Ecco che si profilano due visioni agli antipodi, eppure così simili nei loro semplicistici approdi: da una parte l'essere umano è percepito come pura interiorità, un blocco unico insensibile ad ogni afflusso esterno; dall'altro, esso è completamente deprivato di ogni sostanzialità intrinseca, e rappresenta null'altro che una costruzione sulla quale apporre pezzi più "performanti" o detrarre quelli che si ritengono inutili se non dannosi.
Ma noi, come detto, siamo molto più di questo: più di un contenuto stipato in un contenitore, più di un ammasso d'informazioni ed esperienze; più di un blocco d'argilla in cui è soffiato un alito divino. 
Quello che siamo non sono capace di spiegarmelo o di dirlo a parole, forse posso solo intuirlo e lasciarlo cadere.
Siamo parte d'un tutto, di questo sono certo: e in quanto parte non possiamo pretendere di farcela da soli, ponendoci al di sopra d'ogni altra cosa.
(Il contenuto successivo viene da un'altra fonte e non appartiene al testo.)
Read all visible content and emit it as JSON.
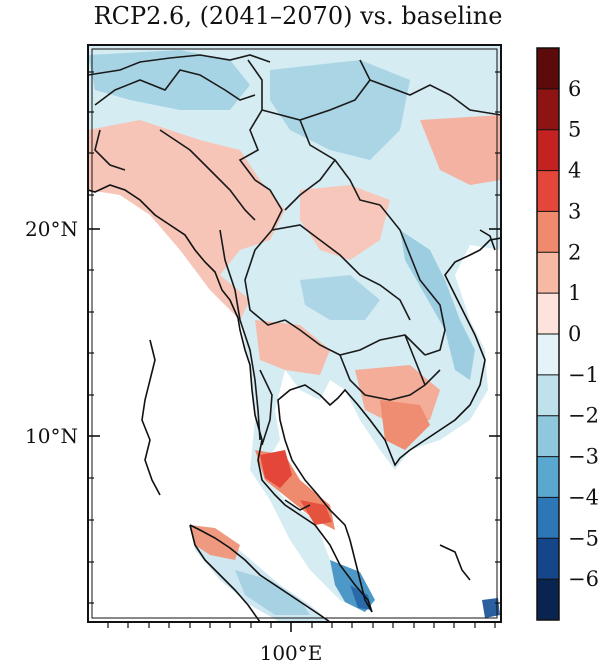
{
  "title": "RCP2.6, (2041–2070) vs. baseline",
  "axes": {
    "y_ticks": [
      {
        "label": "20°N",
        "value": 20
      },
      {
        "label": "10°N",
        "value": 10
      }
    ],
    "x_ticks": [
      {
        "label": "100°E",
        "value": 100
      }
    ]
  },
  "colorbar": {
    "labels": [
      "6",
      "5",
      "4",
      "3",
      "2",
      "1",
      "0",
      "−1",
      "−2",
      "−3",
      "−4",
      "−5",
      "−6"
    ],
    "colors": [
      "#5c0a0a",
      "#8e1414",
      "#c42121",
      "#e5463a",
      "#f08a6c",
      "#f7b8a4",
      "#fde3dc",
      "#e4f3f7",
      "#bfe1ec",
      "#8fc8dc",
      "#5aa8cf",
      "#2d77b6",
      "#16468a",
      "#0a2450"
    ]
  },
  "map": {
    "region": "Mainland Southeast Asia",
    "field": "change vs. baseline",
    "palette": {
      "warm": "#f5b5a5",
      "warm_strong": "#e94836",
      "cool": "#a9d6e6",
      "cool_strong": "#3f88c2",
      "neutral": "#e4f3f7"
    }
  }
}
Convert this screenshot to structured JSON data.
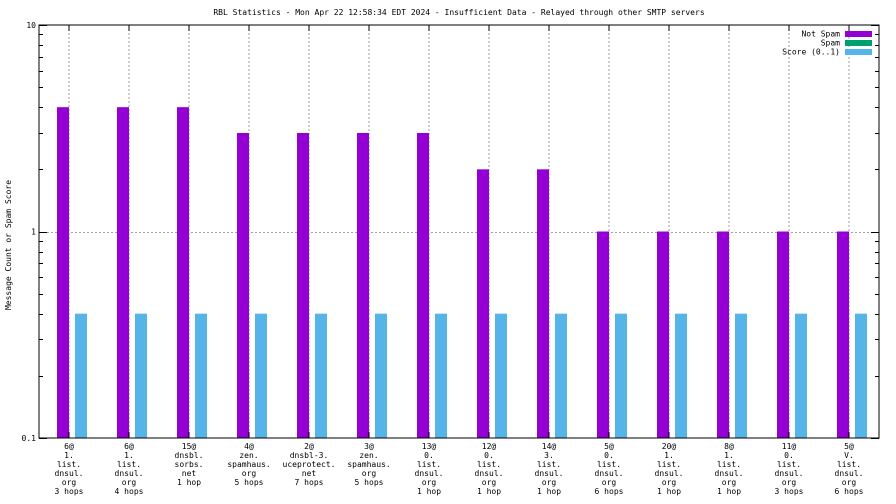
{
  "chart_data": {
    "type": "bar",
    "title": "RBL Statistics - Mon Apr 22 12:58:34 EDT 2024 - Insufficient Data - Relayed through other SMTP servers",
    "xlabel": "",
    "ylabel": "Message Count or Spam Score",
    "yscale": "log",
    "ylim": [
      0.1,
      10
    ],
    "yticks": [
      {
        "value": 10,
        "label": "10"
      },
      {
        "value": 1,
        "label": "1"
      },
      {
        "value": 0.1,
        "label": "0.1"
      }
    ],
    "grid": true,
    "legend_position": "top-right",
    "categories": [
      [
        "6@",
        "1.",
        "list.",
        "dnsul.",
        "org",
        "3 hops"
      ],
      [
        "6@",
        "1.",
        "list.",
        "dnsul.",
        "org",
        "4 hops"
      ],
      [
        "15@",
        "dnsbl.",
        "sorbs.",
        "net",
        "1 hop"
      ],
      [
        "4@",
        "zen.",
        "spamhaus.",
        "org",
        "5 hops"
      ],
      [
        "2@",
        "dnsbl-3.",
        "uceprotect.",
        "net",
        "7 hops"
      ],
      [
        "3@",
        "zen.",
        "spamhaus.",
        "org",
        "5 hops"
      ],
      [
        "13@",
        "0.",
        "list.",
        "dnsul.",
        "org",
        "1 hop"
      ],
      [
        "12@",
        "0.",
        "list.",
        "dnsul.",
        "org",
        "1 hop"
      ],
      [
        "14@",
        "3.",
        "list.",
        "dnsul.",
        "org",
        "1 hop"
      ],
      [
        "5@",
        "0.",
        "list.",
        "dnsul.",
        "org",
        "6 hops"
      ],
      [
        "20@",
        "1.",
        "list.",
        "dnsul.",
        "org",
        "1 hop"
      ],
      [
        "8@",
        "1.",
        "list.",
        "dnsul.",
        "org",
        "1 hop"
      ],
      [
        "11@",
        "0.",
        "list.",
        "dnsul.",
        "org",
        "3 hops"
      ],
      [
        "5@",
        "V.",
        "list.",
        "dnsul.",
        "org",
        "6 hops"
      ]
    ],
    "series": [
      {
        "name": "Not Spam",
        "color": "#9400d3",
        "values": [
          4,
          4,
          4,
          3,
          3,
          3,
          3,
          2,
          2,
          1,
          1,
          1,
          1,
          1
        ]
      },
      {
        "name": "Spam",
        "color": "#009e73",
        "values": [
          0,
          0,
          0,
          0,
          0,
          0,
          0,
          0,
          0,
          0,
          0,
          0,
          0,
          0
        ]
      },
      {
        "name": "Score (0..1)",
        "color": "#56b4e9",
        "values": [
          0.4,
          0.4,
          0.4,
          0.4,
          0.4,
          0.4,
          0.4,
          0.4,
          0.4,
          0.4,
          0.4,
          0.4,
          0.4,
          0.4
        ]
      }
    ]
  }
}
Abbiamo il dovere di rispettare ciò che ci circonda, e rispettarlo non è facile come sembra. 
Nell'epoca delle mode che banalizzano grandi temi del vivere, dell'esasperazione della forma che svuota il contenuto, è fin troppo comodo scambiare la potenziale parte di un percorso con un approdo.
Sono vegano-rispetto gli animali. Ho l'auto elettrica-non inquino. La lista potrebbe essere assai lunga, ma mi bastano due esempi per dimostrare che le cose sono più complesse di come ce le vogliamo rappresentare.
Recuperare il "senso del Sacro", inteso come ciò che è "aldilà" della nostra consapevolezza, appare essenziale. Equivale a riconoscere la nostra "finitezza" che, lungi dall'essere scusante di ogni nostro errore, ci responsabilizza.
Avere "senso del Sacro" vuol dire, inoltre, rendersi conto che esiste qualcosa che trascende i nostri limiti e allo stesso tempo li integra, qualcosa di più grande: e no, non sto parlando di un essere soprannaturale. Chi ha un figlio o ama una persona si rende ben conto di quello che voglio dire.
In definitiva, la nostra storia personale, per quanto rilevante e sensibilmente riconoscibile, non è che una minima parte di ciò che effettivamente siamo.